Nerve Agent Novichok

Context: The Soviet-era nerve agent Novichok is back in the news. This time it is reported to been used to poison Russian opposition leader and anti-corruption activist Alexei Navalny.

Analysis

  • Novichok nerve agents – also known as the “N-series” – were secretly developed by the former Soviet Union beginning in the 1970s.
  • Some Novichoks can be eight times as deadly as the US equivalent known as VX, the V-series agent that was used to kill North Korean exile Kim Jong-nam.

How do nerve agents work?

  • Novichoks work in the same way as other nerve agents, which disrupt nerve signals to the muscles by inhibiting an enzyme called acetylcholinesterase.
  • The gaps between nerve cells become flooded with acetylcholine, causing continuous contraction of the muscles.
  • Symptoms include convulsions (a sudden, violent, irregular movement of the body, caused by involuntary contraction of muscles) and difficulty breathing.
  • Like other binary nerve gases, Novichok too is absorbed through the lungs or skin and interferes with the nervous system, leading to paralysis.
  • In November 2019, the Organisation for the Prohibition of Chemical Weapons (OPCW) added Novichok to its list of banned toxins, in one of the first major changes to the treaty since it was signed in the 1990s.
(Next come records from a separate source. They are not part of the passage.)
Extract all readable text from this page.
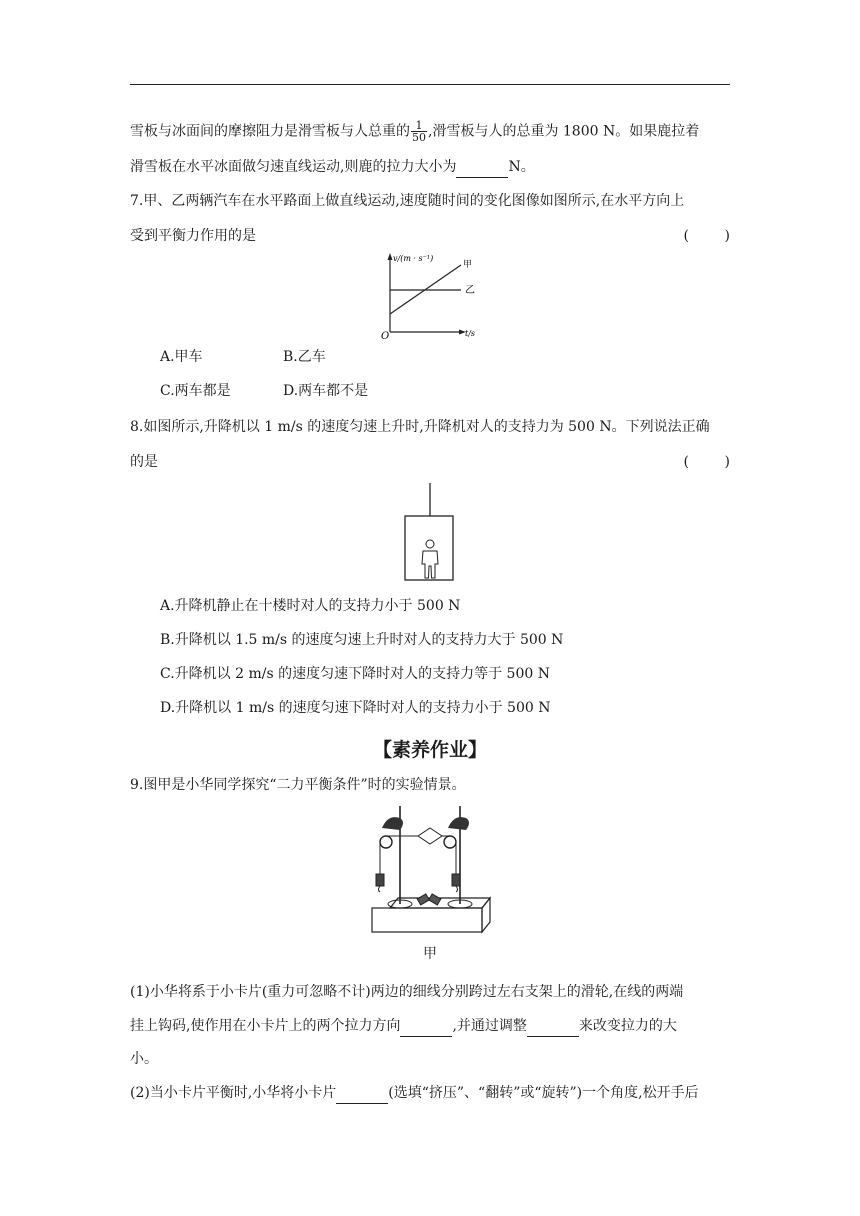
雪板与冰面间的摩擦阻力是滑雪板与人总重的 $\frac{1}{50}$ ,滑雪板与人的总重为 1800 N。如果鹿拉着
滑雪板在水平冰面做匀速直线运动,则鹿的拉力大小为	N。
7.甲、乙两辆汽车在水平路面上做直线运动,速度随时间的变化图像如图所示,在水平方向上
受到平衡力作用的是	(        )
v/(m · s⁻¹)
甲
乙
O	t/s
A.甲车	B.乙车
C.两车都是	D.两车都不是
8.如图所示,升降机以 1 m/s 的速度匀速上升时,升降机对人的支持力为 500 N。下列说法正确
的是	(        )
A.升降机静止在十楼时对人的支持力小于 500 N
B.升降机以 1.5 m/s 的速度匀速上升时对人的支持力大于 500 N
C.升降机以 2 m/s 的速度匀速下降时对人的支持力等于 500 N
D.升降机以 1 m/s 的速度匀速下降时对人的支持力小于 500 N
【素养作业】
9.图甲是小华同学探究“二力平衡条件”时的实验情景。
甲
(1)小华将系于小卡片(重力可忽略不计)两边的细线分别跨过左右支架上的滑轮,在线的两端
挂上钩码,使作用在小卡片上的两个拉力方向	,并通过调整	来改变拉力的大
小。
(2)当小卡片平衡时,小华将小卡片	(选填“挤压”、“翻转”或“旋转”)一个角度,松开手后
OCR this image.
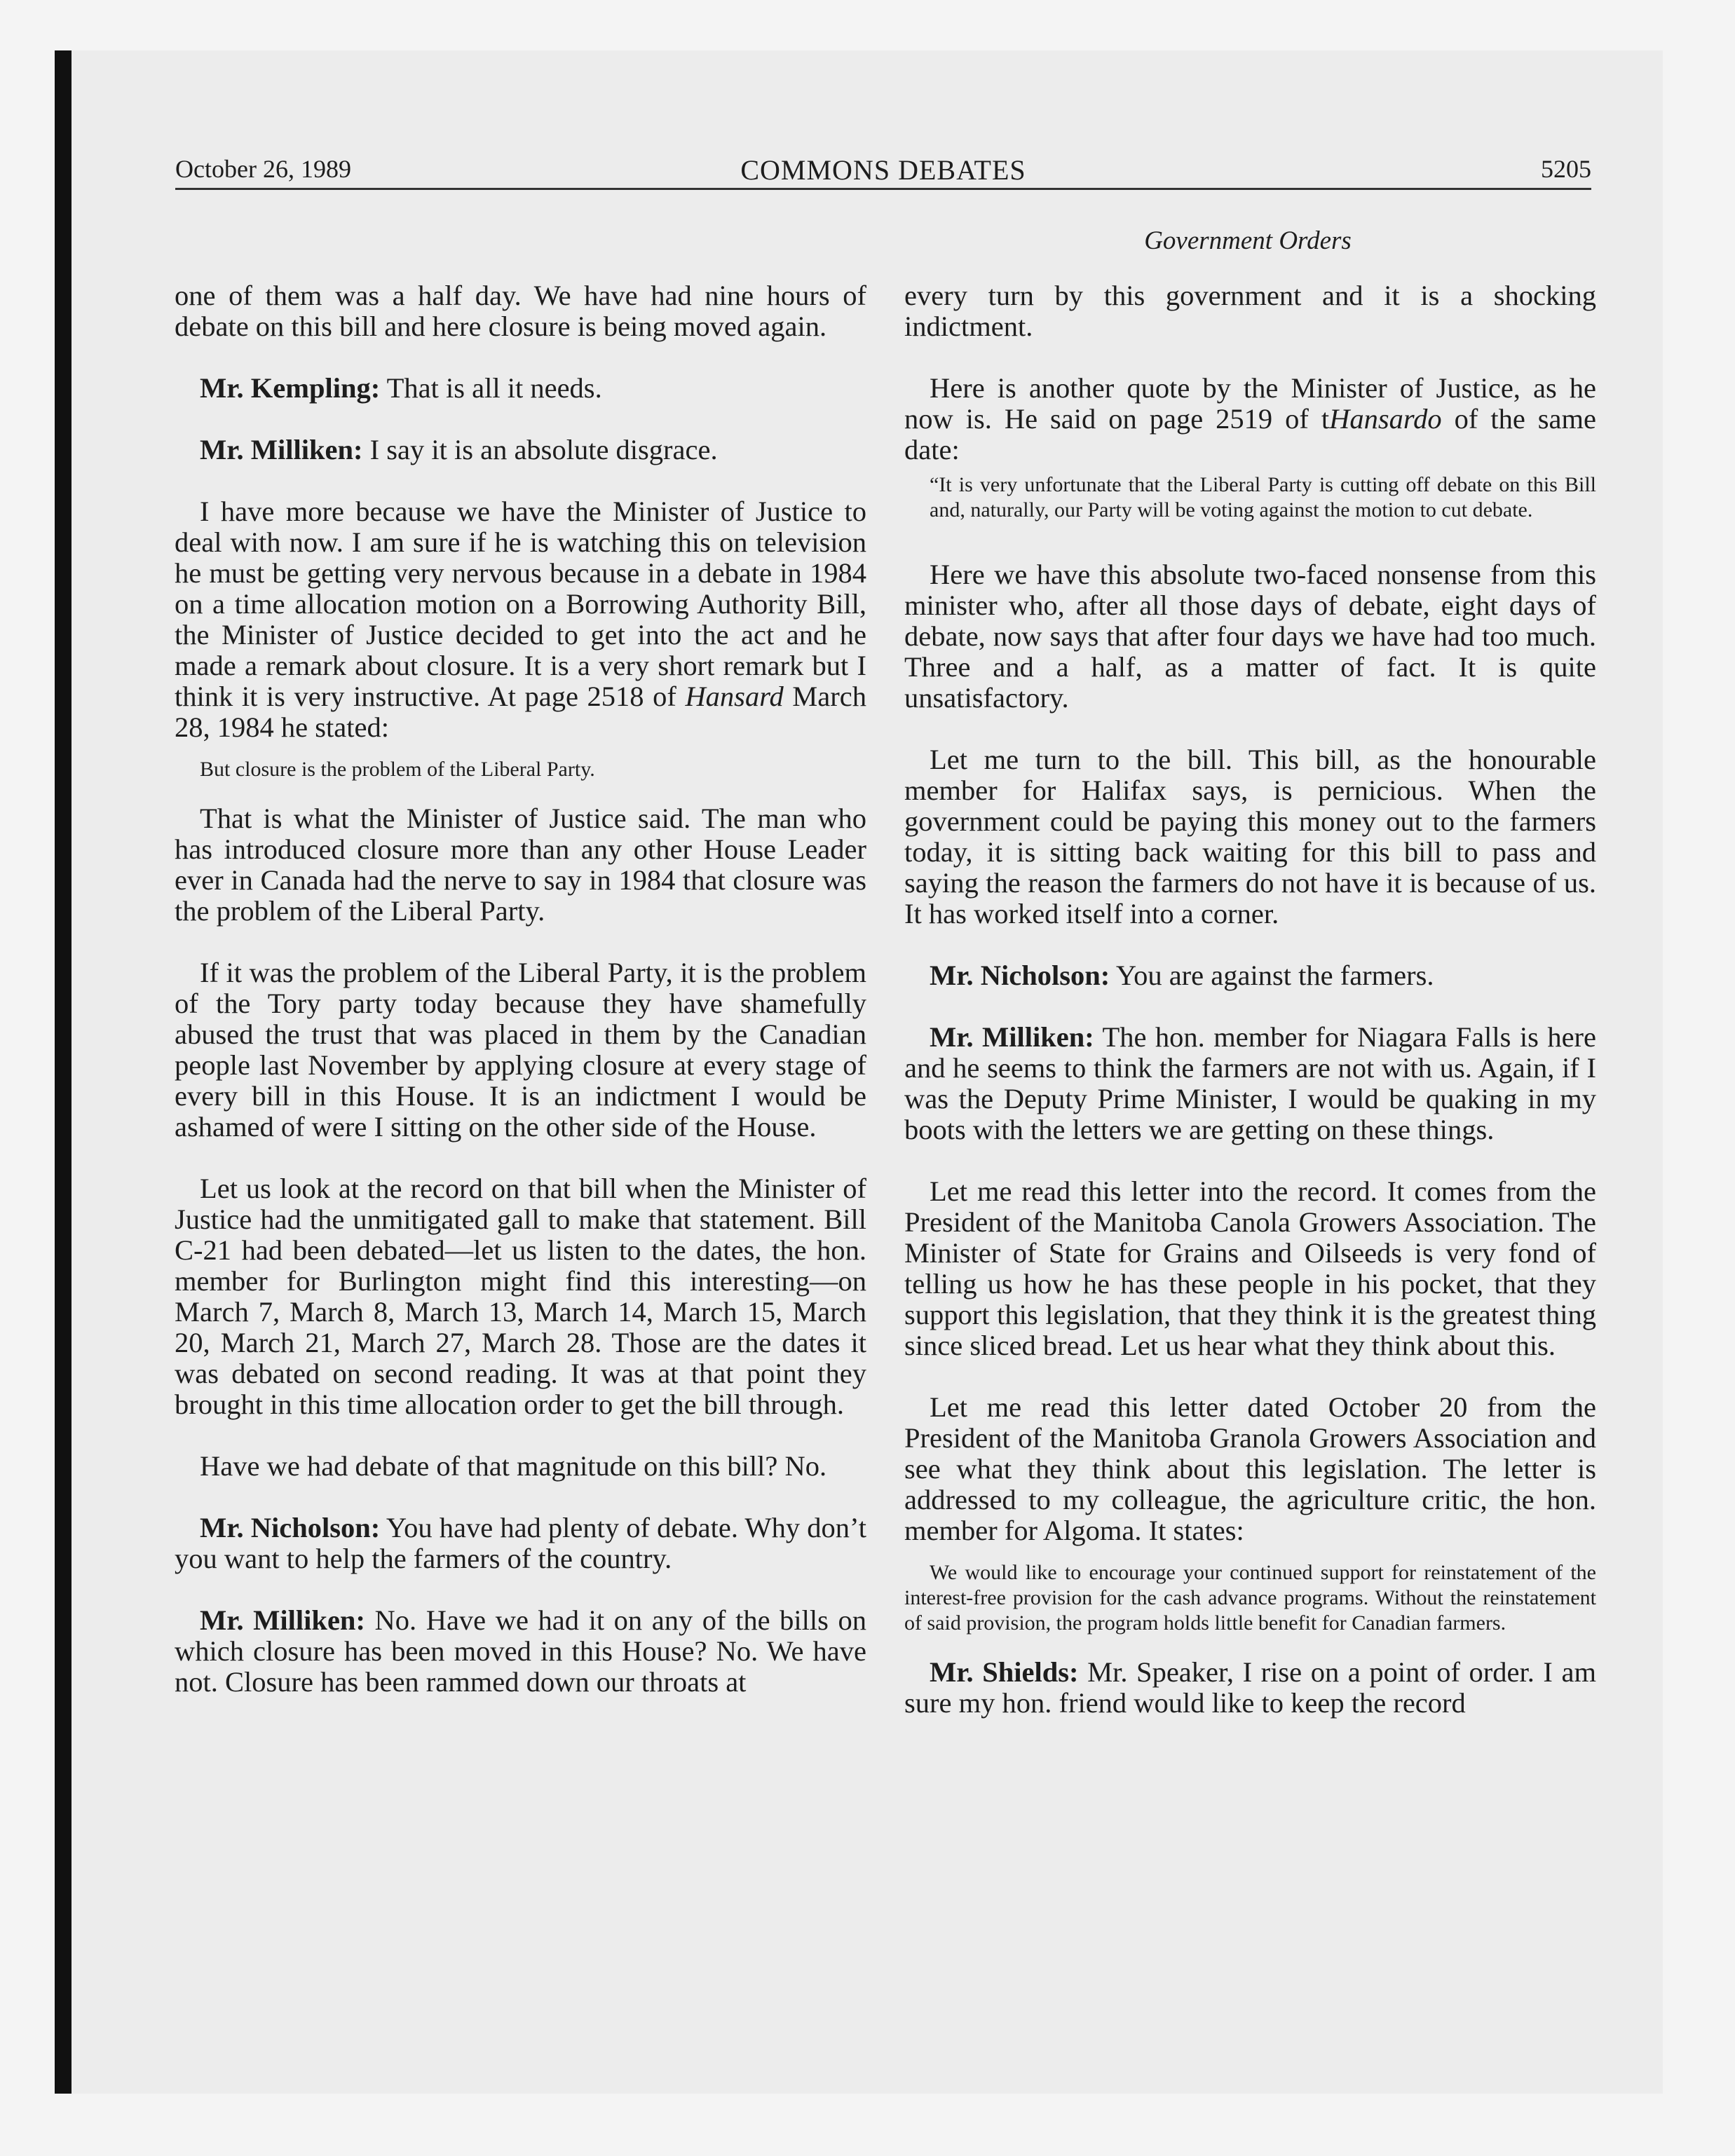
October 26, 1989	COMMONS DEBATES	5205
Government Orders

one of them was a half day. We have had nine hours of debate on this bill and here closure is being moved again.

Mr. Kempling: That is all it needs.

Mr. Milliken: I say it is an absolute disgrace.

I have more because we have the Minister of Justice to deal with now. I am sure if he is watching this on television he must be getting very nervous because in a debate in 1984 on a time allocation motion on a Borrowing Authority Bill, the Minister of Justice decided to get into the act and he made a remark about closure. It is a very short remark but I think it is very instructive. At page 2518 of Hansard March 28, 1984 he stated:

But closure is the problem of the Liberal Party.

That is what the Minister of Justice said. The man who has introduced closure more than any other House Leader ever in Canada had the nerve to say in 1984 that closure was the problem of the Liberal Party.

If it was the problem of the Liberal Party, it is the problem of the Tory party today because they have shamefully abused the trust that was placed in them by the Canadian people last November by applying closure at every stage of every bill in this House. It is an indictment I would be ashamed of were I sitting on the other side of the House.

Let us look at the record on that bill when the Minister of Justice had the unmitigated gall to make that statement. Bill C-21 had been debated—let us listen to the dates, the hon. member for Burlington might find this interesting—on March 7, March 8, March 13, March 14, March 15, March 20, March 21, March 27, March 28. Those are the dates it was debated on second reading. It was at that point they brought in this time allocation order to get the bill through.

Have we had debate of that magnitude on this bill? No.

Mr. Nicholson: You have had plenty of debate. Why don’t you want to help the farmers of the country.

Mr. Milliken: No. Have we had it on any of the bills on which closure has been moved in this House? No. We have not. Closure has been rammed down our throats at

every turn by this government and it is a shocking indictment.

Here is another quote by the Minister of Justice, as he now is. He said on page 2519 of tHansardo of the same date:

“It is very unfortunate that the Liberal Party is cutting off debate on this Bill and, naturally, our Party will be voting against the motion to cut debate.

Here we have this absolute two-faced nonsense from this minister who, after all those days of debate, eight days of debate, now says that after four days we have had too much. Three and a half, as a matter of fact. It is quite unsatisfactory.

Let me turn to the bill. This bill, as the honourable member for Halifax says, is pernicious. When the government could be paying this money out to the farmers today, it is sitting back waiting for this bill to pass and saying the reason the farmers do not have it is because of us. It has worked itself into a corner.

Mr. Nicholson: You are against the farmers.

Mr. Milliken: The hon. member for Niagara Falls is here and he seems to think the farmers are not with us. Again, if I was the Deputy Prime Minister, I would be quaking in my boots with the letters we are getting on these things.

Let me read this letter into the record. It comes from the President of the Manitoba Canola Growers Association. The Minister of State for Grains and Oilseeds is very fond of telling us how he has these people in his pocket, that they support this legislation, that they think it is the greatest thing since sliced bread. Let us hear what they think about this.

Let me read this letter dated October 20 from the President of the Manitoba Granola Growers Association and see what they think about this legislation. The letter is addressed to my colleague, the agriculture critic, the hon. member for Algoma. It states:

We would like to encourage your continued support for reinstatement of the interest-free provision for the cash advance programs. Without the reinstatement of said provision, the program holds little benefit for Canadian farmers.

Mr. Shields: Mr. Speaker, I rise on a point of order. I am sure my hon. friend would like to keep the record
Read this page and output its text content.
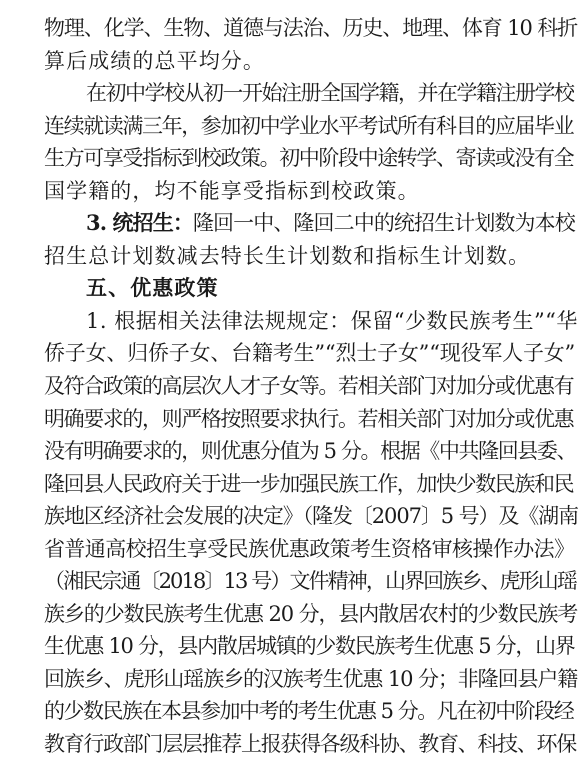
物理、化学、生物、道德与法治、历史、地理、体育 10 科折
算后成绩的总平均分。
在初中学校从初一开始注册全国学籍，并在学籍注册学校
连续就读满三年，参加初中学业水平考试所有科目的应届毕业
生方可享受指标到校政策。初中阶段中途转学、寄读或没有全
国学籍的，均不能享受指标到校政策。
3. 统招生：隆回一中、隆回二中的统招生计划数为本校
招生总计划数减去特长生计划数和指标生计划数。
五、优惠政策
1. 根据相关法律法规规定：保留“少数民族考生”“华
侨子女、归侨子女、台籍考生”“烈士子女”“现役军人子女”
及符合政策的高层次人才子女等。若相关部门对加分或优惠有
明确要求的，则严格按照要求执行。若相关部门对加分或优惠
没有明确要求的，则优惠分值为 5 分。根据《中共隆回县委、
隆回县人民政府关于进一步加强民族工作，加快少数民族和民
族地区经济社会发展的决定》（隆发〔2007〕5 号）及《湖南
省普通高校招生享受民族优惠政策考生资格审核操作办法》
（湘民宗通〔2018〕13 号）文件精神，山界回族乡、虎形山瑶
族乡的少数民族考生优惠 20 分，县内散居农村的少数民族考
生优惠 10 分，县内散居城镇的少数民族考生优惠 5 分，山界
回族乡、虎形山瑶族乡的汉族考生优惠 10 分；非隆回县户籍
的少数民族在本县参加中考的考生优惠 5 分。凡在初中阶段经
教育行政部门层层推荐上报获得各级科协、教育、科技、环保
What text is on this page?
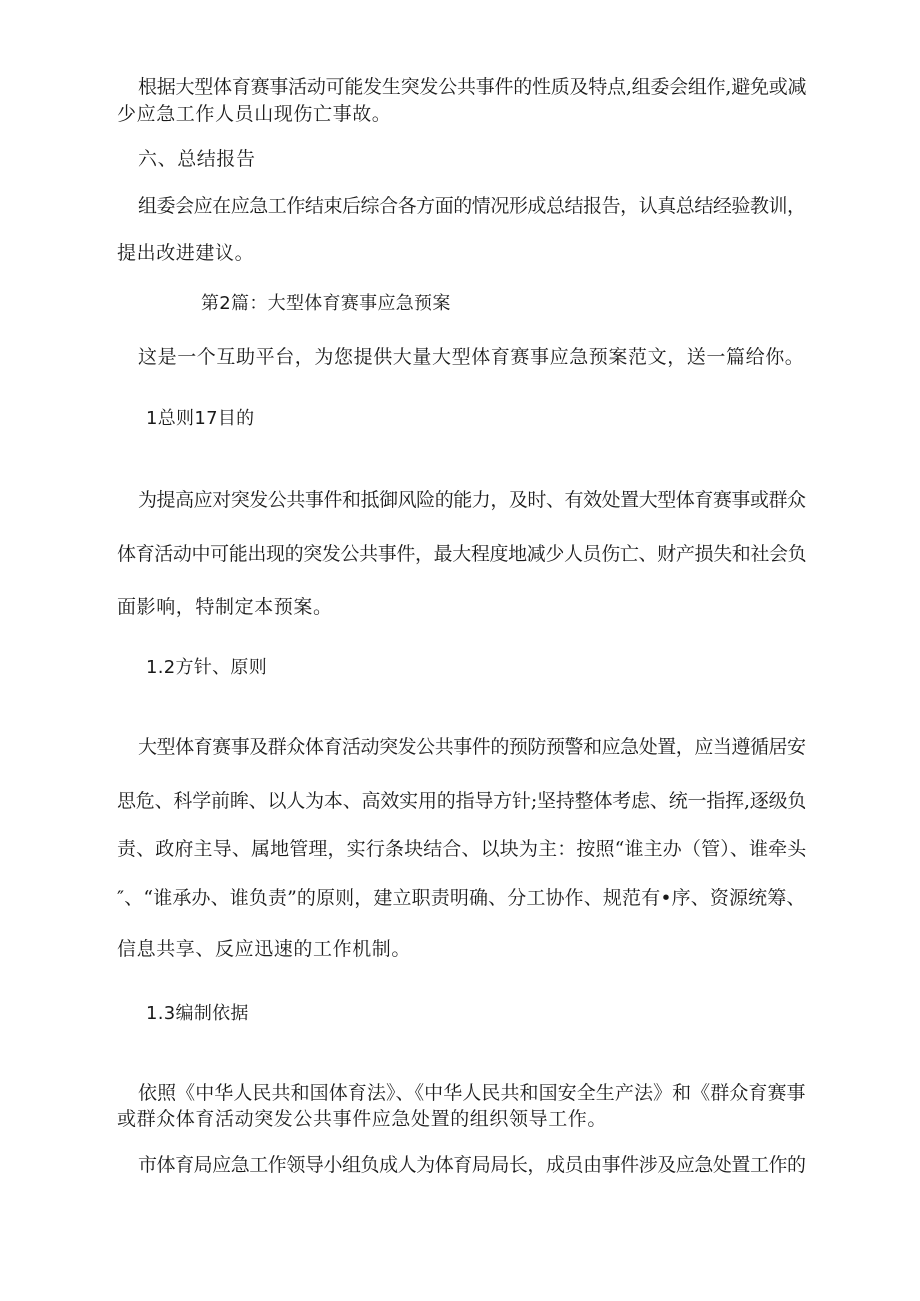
根据大型体育赛事活动可能发生突发公共事件的性质及特点,组委会组作,避免或减
少应急工作人员山现伤亡事故。
六、总结报告
组委会应在应急工作结束后综合各方面的情况形成总结报告，认真总结经验教训，
提出改进建议。
第2篇：大型体育赛事应急预案
这是一个互助平台，为您提供大量大型体育赛事应急预案范文，送一篇给你。
1总则17目的
为提高应对突发公共事件和抵御风险的能力，及时、有效处置大型体育赛事或群众
体育活动中可能出现的突发公共事件，最大程度地减少人员伤亡、财产损失和社会负
面影响，特制定本预案。
1.2方针、原则
大型体育赛事及群众体育活动突发公共事件的预防预警和应急处置，应当遵循居安
思危、科学前眸、以人为本、高效实用的指导方针;坚持整体考虑、统一指挥,逐级负
责、政府主导、属地管理，实行条块结合、以块为主：按照“谁主办（管）、谁牵头
″、“谁承办、谁负责”的原则，建立职责明确、分工协作、规范有•序、资源统筹、
信息共享、反应迅速的工作机制。
1.3编制依据
依照《中华人民共和国体育法》、《中华人民共和国安全生产法》和《群众育赛事
或群众体育活动突发公共事件应急处置的组织领导工作。
市体育局应急工作领导小组负成人为体育局局长，成员由事件涉及应急处置工作的
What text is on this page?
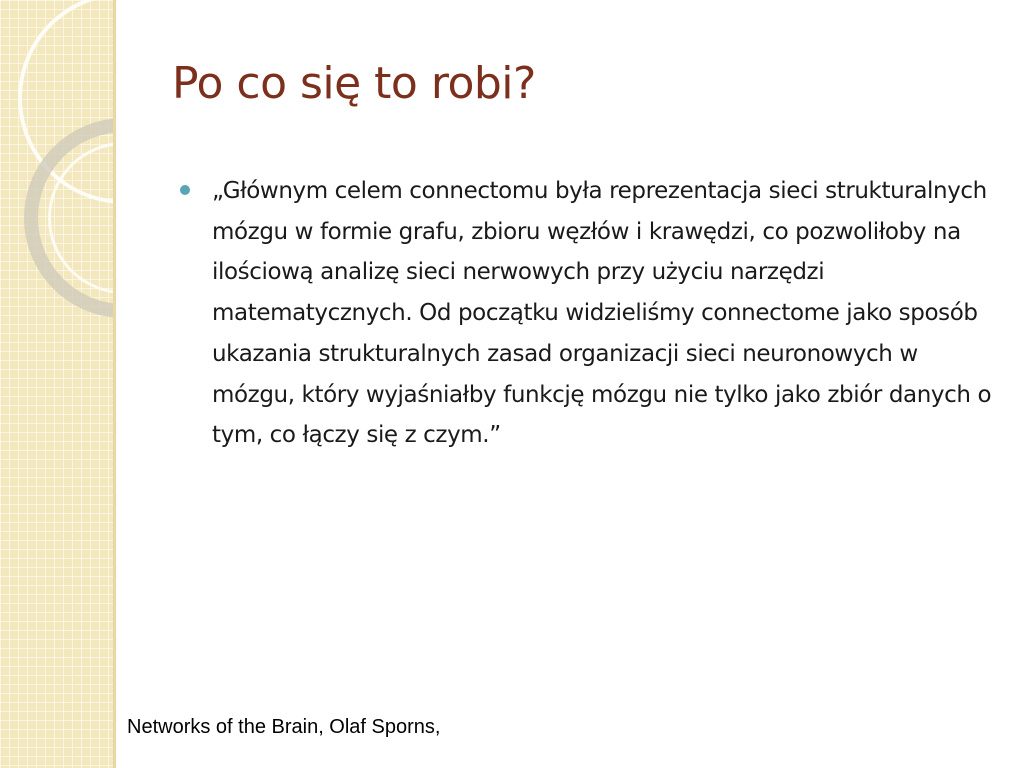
Po co się to robi?
„Głównym celem connectomu była reprezentacja sieci strukturalnych mózgu w formie grafu, zbioru węzłów i krawędzi, co pozwoliłoby na ilościową analizę sieci nerwowych przy użyciu narzędzi matematycznych. Od początku widzieliśmy connectome jako sposób ukazania strukturalnych zasad organizacji sieci neuronowych w mózgu, który wyjaśniałby funkcję mózgu nie tylko jako zbiór danych o tym, co łączy się z czym.”
Networks of the Brain, Olaf Sporns,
Threat to the Gas pipeline

  • Germany is facing growing pressure to reconsider the Nord Stream 2 pipeline, which will take gas from Russia to Germany.
  • Nord Stream 2 is set to double the capacity of the existing Nord Stream 1 pipeline in carrying gas directly from Russia to Germany. It is more than 90% finished and due to operate from 2021

Nord Stream 2 pipeline under the Baltic Sea

  • Recently, U.S. put sanctions against companies building a Russian natural gas pipeline to Germany that U.S. fears will give the Kremlin dangerous leverage over European allies.
  • The sanctions are opposed by the European Union (EU).
  • They target companies building the nearly $11 billion Nord Stream 2 pipeline under the Baltic Sea with the aim of doubling deliveries of Russian natural gas to Germany.
  • This pipeline was also delayed due to opposition from Denmark’s environmental activists and could not be completed before the U.S. sanctions kicked in.

Baltic Sea

  • The Baltic Sea is an arm of the North Atlantic Ocean and separates the Scandinavian Peninsula from the rest of continental Europe.
  • The largest expanse of brackish water in the world, the semi-enclosed and relatively shallow Baltic Sea is of great interest to scientists.
  • Although the great influx of river water and surface runoff, including spring snowmelt, causes an outflow of surface water into the North Sea, a deeper countercurrent of denser saltwater flows into the Baltic.
  • The nine countries bounding the Baltic are Denmark, Sweden, Finland, Russia, Estonia, Latvia, Lithuania, Poland, and Germany. 
  • The Vistula and the Oder are among the major rivers which drain their water into the Baltic Sea.